Superhumans Program Showcase
Students in the program utilise design thinking to explore medical technologies, materials science, engineering, electronics, and design technologies.
The design thinking process allows students to research and empathise with patient personas and with this knowledge ideate, prototype and pitch solutions that incorporate biomedical technologies.
Students learn about how bionic, wearable, and implant technologies might resolve real medical conditions that are experienced by people in the community. After selecting their patient, they work collaboratively in teams to design and develop solutions, with semi-functional prototypes developed from their combined efforts. Applying entrepreneurial skills they pitch and demonstrate their solution to a target audience.
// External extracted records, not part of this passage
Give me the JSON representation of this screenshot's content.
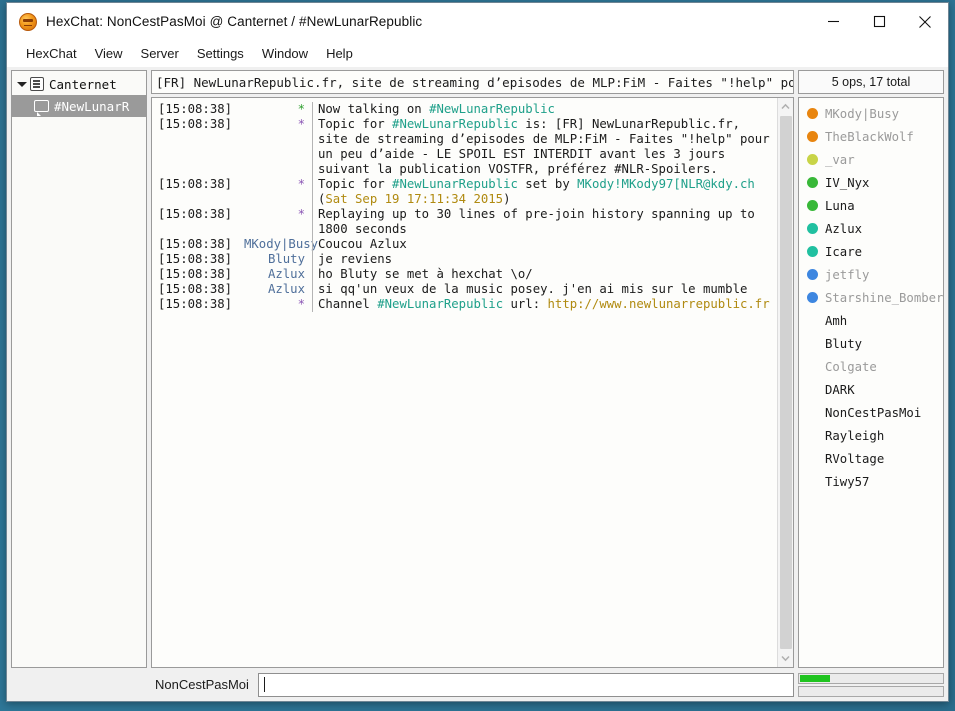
{
  "window": {
    "title": "HexChat: NonCestPasMoi @ Canternet / #NewLunarRepublic",
    "app_icon": "hexchat-logo-icon",
    "minimize_label": "—",
    "maximize_label": "□",
    "close_label": "✕"
  },
  "menubar": {
    "items": [
      {
        "label": "HexChat"
      },
      {
        "label": "View"
      },
      {
        "label": "Server"
      },
      {
        "label": "Settings"
      },
      {
        "label": "Window"
      },
      {
        "label": "Help"
      }
    ]
  },
  "sidebar": {
    "server": {
      "label": "Canternet",
      "expanded": true
    },
    "channels": [
      {
        "label": "#NewLunarR",
        "selected": true
      }
    ]
  },
  "topic": {
    "text": "[FR] NewLunarRepublic.fr, site de streaming d’episodes de MLP:FiM - Faites \"!help\" pour un pe"
  },
  "chat": {
    "lines": [
      {
        "time": "[15:08:38]",
        "nick": "*",
        "nick_class": "c-star-green",
        "parts": [
          {
            "t": "Now talking on ",
            "c": ""
          },
          {
            "t": "#NewLunarRepublic",
            "c": "c-chan"
          }
        ]
      },
      {
        "time": "[15:08:38]",
        "nick": "*",
        "nick_class": "c-star-purple",
        "parts": [
          {
            "t": "Topic for ",
            "c": ""
          },
          {
            "t": "#NewLunarRepublic",
            "c": "c-chan"
          },
          {
            "t": " is: [FR] NewLunarRepublic.fr, site de streaming d’episodes de MLP:FiM - Faites \"!help\" pour un peu d’aide - LE SPOIL EST INTERDIT avant les 3 jours suivant la publication VOSTFR, préférez #NLR-Spoilers.",
            "c": ""
          }
        ]
      },
      {
        "time": "[15:08:38]",
        "nick": "*",
        "nick_class": "c-star-purple",
        "parts": [
          {
            "t": "Topic for ",
            "c": ""
          },
          {
            "t": "#NewLunarRepublic",
            "c": "c-chan"
          },
          {
            "t": " set by ",
            "c": ""
          },
          {
            "t": "MKody!MKody97[NLR@kdy.ch",
            "c": "c-host"
          },
          {
            "t": " (",
            "c": ""
          },
          {
            "t": "Sat Sep 19 17:11:34 2015",
            "c": "c-date"
          },
          {
            "t": ")",
            "c": ""
          }
        ]
      },
      {
        "time": "[15:08:38]",
        "nick": "*",
        "nick_class": "c-star-purple",
        "parts": [
          {
            "t": "Replaying up to 30 lines of pre-join history spanning up to 1800 seconds",
            "c": ""
          }
        ]
      },
      {
        "time": "[15:08:38]",
        "nick": "MKody|Busy",
        "nick_class": "c-nick",
        "parts": [
          {
            "t": "Coucou Azlux",
            "c": ""
          }
        ]
      },
      {
        "time": "[15:08:38]",
        "nick": "Bluty",
        "nick_class": "c-nick",
        "parts": [
          {
            "t": "je reviens",
            "c": ""
          }
        ]
      },
      {
        "time": "[15:08:38]",
        "nick": "Azlux",
        "nick_class": "c-nick",
        "parts": [
          {
            "t": "ho Bluty se met à hexchat \\o/",
            "c": ""
          }
        ]
      },
      {
        "time": "[15:08:38]",
        "nick": "Azlux",
        "nick_class": "c-nick",
        "parts": [
          {
            "t": "si qq'un veux de la music posey. j'en ai mis sur le mumble",
            "c": ""
          }
        ]
      },
      {
        "time": "[15:08:38]",
        "nick": "*",
        "nick_class": "c-star-purple",
        "parts": [
          {
            "t": "Channel ",
            "c": ""
          },
          {
            "t": "#NewLunarRepublic",
            "c": "c-chan"
          },
          {
            "t": " url: ",
            "c": ""
          },
          {
            "t": "http://www.newlunarrepublic.fr",
            "c": "c-url"
          }
        ]
      }
    ]
  },
  "userlist": {
    "header": "5 ops, 17 total",
    "users": [
      {
        "name": "MKody|Busy",
        "color": "#e8850f",
        "away": true
      },
      {
        "name": "TheBlackWolf",
        "color": "#e8850f",
        "away": true
      },
      {
        "name": "_var",
        "color": "#c8d447",
        "away": true
      },
      {
        "name": "IV_Nyx",
        "color": "#38b838",
        "away": false
      },
      {
        "name": "Luna",
        "color": "#38b838",
        "away": false
      },
      {
        "name": "Azlux",
        "color": "#20c0a0",
        "away": false
      },
      {
        "name": "Icare",
        "color": "#20c0a0",
        "away": false
      },
      {
        "name": "jetfly",
        "color": "#3d86e0",
        "away": true
      },
      {
        "name": "Starshine_Bomber",
        "color": "#3d86e0",
        "away": true
      },
      {
        "name": "Amh",
        "color": "",
        "away": false
      },
      {
        "name": "Bluty",
        "color": "",
        "away": false
      },
      {
        "name": "Colgate",
        "color": "",
        "away": true
      },
      {
        "name": "DARK",
        "color": "",
        "away": false
      },
      {
        "name": "NonCestPasMoi",
        "color": "",
        "away": false
      },
      {
        "name": "Rayleigh",
        "color": "",
        "away": false
      },
      {
        "name": "RVoltage",
        "color": "",
        "away": false
      },
      {
        "name": "Tiwy57",
        "color": "",
        "away": false
      }
    ]
  },
  "inputbar": {
    "nick": "NonCestPasMoi",
    "value": "",
    "placeholder": ""
  },
  "status": {
    "lag_meter_percent": 22,
    "lag_color": "#1fc41f",
    "throttle_meter_percent": 0
  },
  "scrollbar": {
    "up_arrow_icon": "chevron-up-icon",
    "down_arrow_icon": "chevron-down-icon"
  }
}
CAD tools, 3D printing, laser cutting and modular electronics are incorporated into the program to support learning and engagement.
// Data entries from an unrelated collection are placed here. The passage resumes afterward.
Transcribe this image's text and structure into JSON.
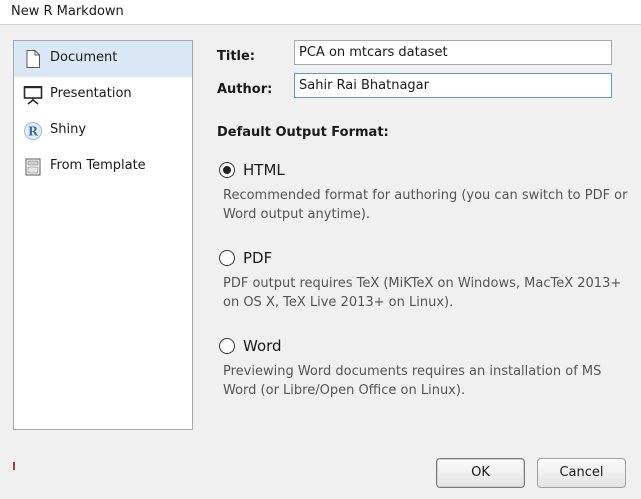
{
  "window": {
    "title": "New R Markdown"
  },
  "sidebar": {
    "items": [
      {
        "label": "Document",
        "icon": "document-icon",
        "selected": true
      },
      {
        "label": "Presentation",
        "icon": "presentation-icon",
        "selected": false
      },
      {
        "label": "Shiny",
        "icon": "shiny-icon",
        "selected": false
      },
      {
        "label": "From Template",
        "icon": "template-icon",
        "selected": false
      }
    ]
  },
  "form": {
    "title_label": "Title:",
    "title_value": "PCA on mtcars dataset",
    "author_label": "Author:",
    "author_value": "Sahir Rai Bhatnagar"
  },
  "output": {
    "heading": "Default Output Format:",
    "options": [
      {
        "label": "HTML",
        "selected": true,
        "desc_lines": [
          "Recommended format for authoring (you can switch to PDF or",
          "Word output anytime)."
        ]
      },
      {
        "label": "PDF",
        "selected": false,
        "desc_lines": [
          "PDF output requires TeX (MiKTeX on Windows, MacTeX 2013+",
          "on OS X, TeX Live 2013+ on Linux)."
        ]
      },
      {
        "label": "Word",
        "selected": false,
        "desc_lines": [
          "Previewing Word documents requires an installation of MS",
          "Word (or Libre/Open Office on Linux)."
        ]
      }
    ]
  },
  "buttons": {
    "ok_label": "OK",
    "cancel_label": "Cancel"
  },
  "colors": {
    "selected_item_bg": "#dae7f4",
    "focus_border": "#5b9bd5"
  }
}
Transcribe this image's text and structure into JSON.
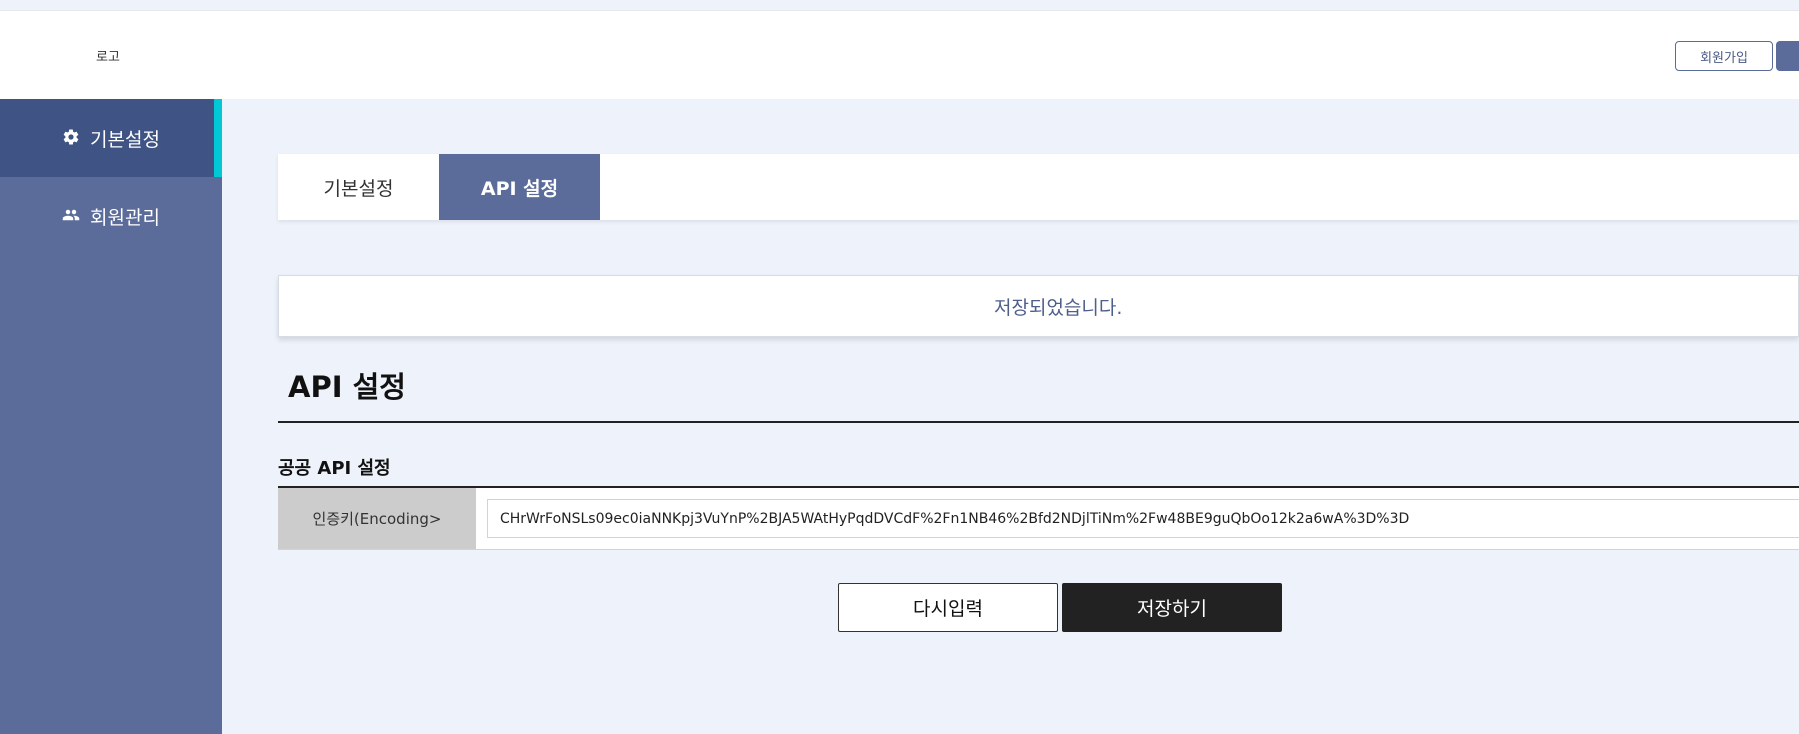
{
  "header": {
    "logo": "로고",
    "join_label": "회원가입"
  },
  "sidebar": {
    "items": [
      {
        "label": "기본설정",
        "icon": "gear-icon",
        "active": true
      },
      {
        "label": "회원관리",
        "icon": "users-icon",
        "active": false
      }
    ]
  },
  "tabs": [
    {
      "label": "기본설정",
      "active": false
    },
    {
      "label": "API 설정",
      "active": true
    }
  ],
  "notice": {
    "text": "저장되었습니다."
  },
  "page": {
    "title": "API 설정",
    "subsection": "공공 API 설정"
  },
  "form": {
    "field_label": "인증키(Encoding>",
    "field_value": "CHrWrFoNSLs09ec0iaNNKpj3VuYnP%2BJA5WAtHyPqdDVCdF%2Fn1NB46%2Bfd2NDjlTiNm%2Fw48BE9guQbOo12k2a6wA%3D%3D"
  },
  "buttons": {
    "reset_label": "다시입력",
    "save_label": "저장하기"
  },
  "colors": {
    "accent": "#5b6b9a",
    "sidebar_active": "#3f5385",
    "indicator": "#00c8d6",
    "background": "#eef2fa"
  }
}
Students use CAD tools to generate digital 2D and 3D models for their solution. These models are cross-compatible with our 3D printers and laser cutters, which allows students to realise their digital designs in a physical form. The modular electronics enhances the students' designs by allowing them to operate in similar ways to real medical devices. As a team, students are given the responsibility to learn the different technologies and together apply their knowledge and technology to create their own bionic, wearable or implant.
Our Specialist School partners participate in a modified version of our Superhumans core program that focuses on STEM, the design thinking framework, industry, and adaptable technology.
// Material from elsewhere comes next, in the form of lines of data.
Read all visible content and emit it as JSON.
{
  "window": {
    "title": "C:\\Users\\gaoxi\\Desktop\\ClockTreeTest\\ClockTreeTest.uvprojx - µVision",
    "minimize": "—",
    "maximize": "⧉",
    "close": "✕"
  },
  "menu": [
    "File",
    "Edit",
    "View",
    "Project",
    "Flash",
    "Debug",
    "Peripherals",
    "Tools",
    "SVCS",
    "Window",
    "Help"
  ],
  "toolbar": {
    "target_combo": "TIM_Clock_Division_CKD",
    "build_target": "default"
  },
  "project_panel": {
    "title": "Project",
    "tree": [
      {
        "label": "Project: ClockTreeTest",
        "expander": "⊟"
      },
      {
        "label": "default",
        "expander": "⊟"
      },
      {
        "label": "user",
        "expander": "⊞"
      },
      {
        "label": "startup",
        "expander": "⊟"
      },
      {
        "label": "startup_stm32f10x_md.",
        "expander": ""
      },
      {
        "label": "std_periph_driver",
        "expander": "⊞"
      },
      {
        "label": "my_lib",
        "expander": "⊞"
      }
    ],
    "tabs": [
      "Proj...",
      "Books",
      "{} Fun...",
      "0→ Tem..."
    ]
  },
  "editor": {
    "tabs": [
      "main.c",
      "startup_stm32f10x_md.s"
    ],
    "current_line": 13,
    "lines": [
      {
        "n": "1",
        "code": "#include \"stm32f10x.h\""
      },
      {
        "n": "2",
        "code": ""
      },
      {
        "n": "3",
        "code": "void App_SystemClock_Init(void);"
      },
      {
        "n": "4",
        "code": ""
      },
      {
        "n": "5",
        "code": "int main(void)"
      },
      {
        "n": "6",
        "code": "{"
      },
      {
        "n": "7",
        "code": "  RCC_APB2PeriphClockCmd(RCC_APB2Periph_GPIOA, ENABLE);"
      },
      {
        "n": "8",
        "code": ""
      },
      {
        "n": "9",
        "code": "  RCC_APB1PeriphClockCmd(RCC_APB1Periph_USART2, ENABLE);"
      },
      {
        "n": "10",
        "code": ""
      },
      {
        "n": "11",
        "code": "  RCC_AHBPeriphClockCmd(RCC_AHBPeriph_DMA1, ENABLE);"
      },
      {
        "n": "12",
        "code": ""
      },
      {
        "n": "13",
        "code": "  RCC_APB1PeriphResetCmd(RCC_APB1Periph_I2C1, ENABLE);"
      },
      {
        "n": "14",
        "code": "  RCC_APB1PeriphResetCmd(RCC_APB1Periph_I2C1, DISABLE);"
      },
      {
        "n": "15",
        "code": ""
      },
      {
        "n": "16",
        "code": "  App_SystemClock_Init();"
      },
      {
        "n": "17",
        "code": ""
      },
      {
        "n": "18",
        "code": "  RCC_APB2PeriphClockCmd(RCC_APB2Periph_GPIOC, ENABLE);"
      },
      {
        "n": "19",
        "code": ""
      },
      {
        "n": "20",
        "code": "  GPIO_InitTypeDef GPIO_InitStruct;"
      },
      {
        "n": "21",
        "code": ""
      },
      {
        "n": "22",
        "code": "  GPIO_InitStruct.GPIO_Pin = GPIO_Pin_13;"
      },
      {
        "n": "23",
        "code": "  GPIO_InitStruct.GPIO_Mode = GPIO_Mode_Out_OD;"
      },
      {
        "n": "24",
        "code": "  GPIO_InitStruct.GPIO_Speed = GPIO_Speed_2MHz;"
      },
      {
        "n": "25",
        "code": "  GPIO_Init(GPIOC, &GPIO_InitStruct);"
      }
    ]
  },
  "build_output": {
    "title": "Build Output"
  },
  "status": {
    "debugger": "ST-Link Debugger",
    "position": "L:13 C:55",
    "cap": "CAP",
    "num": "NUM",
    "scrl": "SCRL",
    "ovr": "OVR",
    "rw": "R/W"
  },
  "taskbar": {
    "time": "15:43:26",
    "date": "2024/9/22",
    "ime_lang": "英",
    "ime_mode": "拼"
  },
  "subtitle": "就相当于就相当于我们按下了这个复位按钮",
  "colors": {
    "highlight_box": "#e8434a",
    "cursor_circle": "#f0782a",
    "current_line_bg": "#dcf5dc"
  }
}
Special education students' complete pre-work before the program, such as familiarisation with specialised vocabulary and an introduction to wearable technologies. Booklets designed to suit the cohort’s abilities are provided at differentiated levels of access and allows for independent information gathering. Students apply augmented reality to learn about the human body, and use conductive silver pens and electronics to make the foundation for a watch. They also use modular and accessible electronics which when combined with their designs allows students to build a temperature sensor for their watch.
This program is inspired by the work of industry and research groups such as Anatomics, CSIRO, and the Monash Vision Group.
Students are given a challenge similar to those faced by local industry groups, such as Anatomics, CSIRO and the Monash Vision Group. With the medical and pharmaceutical sector continuing to grow across the City of Monash, Monash Tech School aims to better prepare students for the prospect of working in this industry. The creative and technological skills of the students allow them to create innovative solutions that may one day treat real patients.